There is room for 34 people to sleep at the PADS shelter at 14411 Kishwaukee Valley Road in Woodstock.

“Sleeping rooms are a case-by-case situation,” McHenry County PADS caseworker Melissa O’Donnell said. “We try to do work with families.”

McHenry County PADS focuses on families because other locations aren’t as family-friendly. PADS partners with several churches in McHenry County to provide additional housing for homeless individuals, some of which – for safety concerns – don’t allow women and children.

“If a family shows up, we try to help them and move them to a safer environment,” said Kathy Thompson, co-administrator at Cary United Methodist Church.

The church, which opens its doors Saturday nights for homeless individuals, can at times get rowdy because of people who are alcoholics or have a mental illness, Thompson said. The church will not allow drinking in the building and will not let people stay who smell as though they have been drinking.

Cary United Methodist averages 50 homeless people a night, a number that has increased over the past two years, Thompson said.

When numbers are released for the 2013 point-in-time survey, they likely won’t reflect the actual number of homeless people in McHenry County.

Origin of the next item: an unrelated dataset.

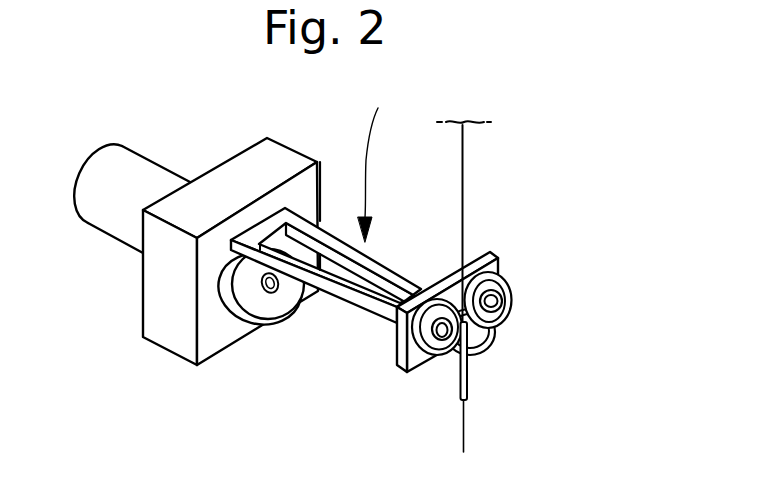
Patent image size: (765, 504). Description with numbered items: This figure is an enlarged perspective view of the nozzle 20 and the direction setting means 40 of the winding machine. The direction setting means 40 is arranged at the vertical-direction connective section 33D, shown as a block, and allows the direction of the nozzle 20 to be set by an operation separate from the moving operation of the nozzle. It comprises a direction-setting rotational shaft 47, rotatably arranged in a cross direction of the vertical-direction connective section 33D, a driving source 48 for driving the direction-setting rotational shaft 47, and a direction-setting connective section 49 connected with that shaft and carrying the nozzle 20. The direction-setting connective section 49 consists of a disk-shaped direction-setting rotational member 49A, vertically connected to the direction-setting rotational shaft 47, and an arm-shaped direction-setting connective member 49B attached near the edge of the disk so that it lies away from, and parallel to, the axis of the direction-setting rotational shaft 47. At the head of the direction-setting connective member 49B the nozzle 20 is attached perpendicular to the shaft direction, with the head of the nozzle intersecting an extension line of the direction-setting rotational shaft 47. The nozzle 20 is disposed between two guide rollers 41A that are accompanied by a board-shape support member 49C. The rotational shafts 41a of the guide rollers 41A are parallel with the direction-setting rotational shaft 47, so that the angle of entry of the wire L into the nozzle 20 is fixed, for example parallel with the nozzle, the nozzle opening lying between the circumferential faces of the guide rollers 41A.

The numbers won’t account for young adults who are “couch surfing, the young mothers staying in a friend’s basement or others who are missed because they choose not to use the services of PADS or other shelters,” DeGraw said.

For Tim, PADS has given him a second chance at life. He said he is close to landing a job, and he has been enrolled in classes at McHenry County College to get his GED. From there, Tim said he hopes to get a job as an underwater welder on an offshore oil platform.